The package involves a string of other new policies to stop secondary care dumping work on general practice.

NHS England said the plan would contractually require hospitals to:

  • Publish evidence of having taken account of GP feedback when considering service development and redesign;
  • Send discharge summaries by direct electronic or email transmission for inpatient, day case or A&E care within 24 hours, with local standards being set for discharge summaries from other settings;
  • Provide summaries in the standardised format agreed by the Academy of Medical Royal Colleges, so GPs can find key information in the summary more easily;
  • Communicate clearly and promptly with GPs following outpatient clinic attendance, where there is information that the GP needs quickly in order to manage a patient’s care (no later than 14 days after the appointment).
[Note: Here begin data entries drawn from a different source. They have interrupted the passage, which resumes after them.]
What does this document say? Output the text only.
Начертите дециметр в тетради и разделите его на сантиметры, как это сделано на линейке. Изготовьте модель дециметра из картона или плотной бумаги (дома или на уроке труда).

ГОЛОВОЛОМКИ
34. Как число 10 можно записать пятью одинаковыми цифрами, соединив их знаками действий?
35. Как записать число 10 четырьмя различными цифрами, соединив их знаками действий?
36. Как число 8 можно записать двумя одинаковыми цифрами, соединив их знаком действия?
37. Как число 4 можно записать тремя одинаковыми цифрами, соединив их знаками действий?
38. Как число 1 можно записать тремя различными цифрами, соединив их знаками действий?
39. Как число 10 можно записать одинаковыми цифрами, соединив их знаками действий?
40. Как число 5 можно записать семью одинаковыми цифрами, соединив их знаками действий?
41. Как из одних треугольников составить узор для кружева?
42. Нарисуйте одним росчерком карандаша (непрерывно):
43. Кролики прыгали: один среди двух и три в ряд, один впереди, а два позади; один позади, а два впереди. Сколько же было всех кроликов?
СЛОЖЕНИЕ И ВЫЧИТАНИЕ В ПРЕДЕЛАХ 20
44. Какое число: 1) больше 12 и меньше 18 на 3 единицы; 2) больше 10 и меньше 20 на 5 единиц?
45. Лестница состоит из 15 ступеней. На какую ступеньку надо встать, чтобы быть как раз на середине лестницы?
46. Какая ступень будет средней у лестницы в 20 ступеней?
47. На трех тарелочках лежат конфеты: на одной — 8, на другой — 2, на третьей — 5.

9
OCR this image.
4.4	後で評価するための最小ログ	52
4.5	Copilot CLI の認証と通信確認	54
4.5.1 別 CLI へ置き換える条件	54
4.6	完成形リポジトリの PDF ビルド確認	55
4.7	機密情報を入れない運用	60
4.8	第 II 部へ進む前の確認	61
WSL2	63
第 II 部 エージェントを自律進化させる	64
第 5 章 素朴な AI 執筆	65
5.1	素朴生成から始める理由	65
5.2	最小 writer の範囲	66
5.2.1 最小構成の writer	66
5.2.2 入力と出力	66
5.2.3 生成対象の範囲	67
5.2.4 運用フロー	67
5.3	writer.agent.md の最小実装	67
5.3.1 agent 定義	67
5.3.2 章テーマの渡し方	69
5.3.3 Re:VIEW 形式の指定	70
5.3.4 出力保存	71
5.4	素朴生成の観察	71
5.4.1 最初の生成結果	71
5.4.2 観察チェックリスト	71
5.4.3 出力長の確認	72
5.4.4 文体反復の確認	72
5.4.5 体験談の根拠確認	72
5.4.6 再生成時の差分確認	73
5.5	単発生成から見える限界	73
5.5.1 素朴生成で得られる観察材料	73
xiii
For 2017/18, to strengthen this by requiring electronic transmission of clinic letters within 24 hours;
  • Organise the different steps in a care pathway promptly and to communicate clearly with patients and GPs;
  • Notify patients of the results of clinical investigations and treatments in an appropriate and cost-effective manner, for example, telephoning the patient;
  • Supply patients with medication following discharge from inpatient or day case care and for the period established in local practice or protocols, but must be for a minimum of seven days (unless a shorter period is clinically necessary).

NHS England added that GPs should notify their CCG in the event that the contract is not being followed.

The plan also proposes to relieve GP workload with a £30 million national programme called ‘Releasing Time for Patients’.

Run over three years, NHS England said the programme would introduce new ways of delivering care, such as telephone consultations or different use of other professionals in the general practice workforce. The programme, which was piloted in 2014/15, will launch in 2016/17 and run for three years.

The programme will:

  • Gather and disseminate successful examples and measure impact. This will include support on implementation of the Ten High Impact Actions, and a specific focus on addressing inequalities in the experience of accessing services, where there are national trends.
  • Host local learning programmes with expert input, supporting practices and federations to implement high impact innovations which release capacity and improve patient care.
  • Build change leadership capabilities in practices and federations, enabling providers to improve quality, introduce care innovations and establish new arrangements for the future.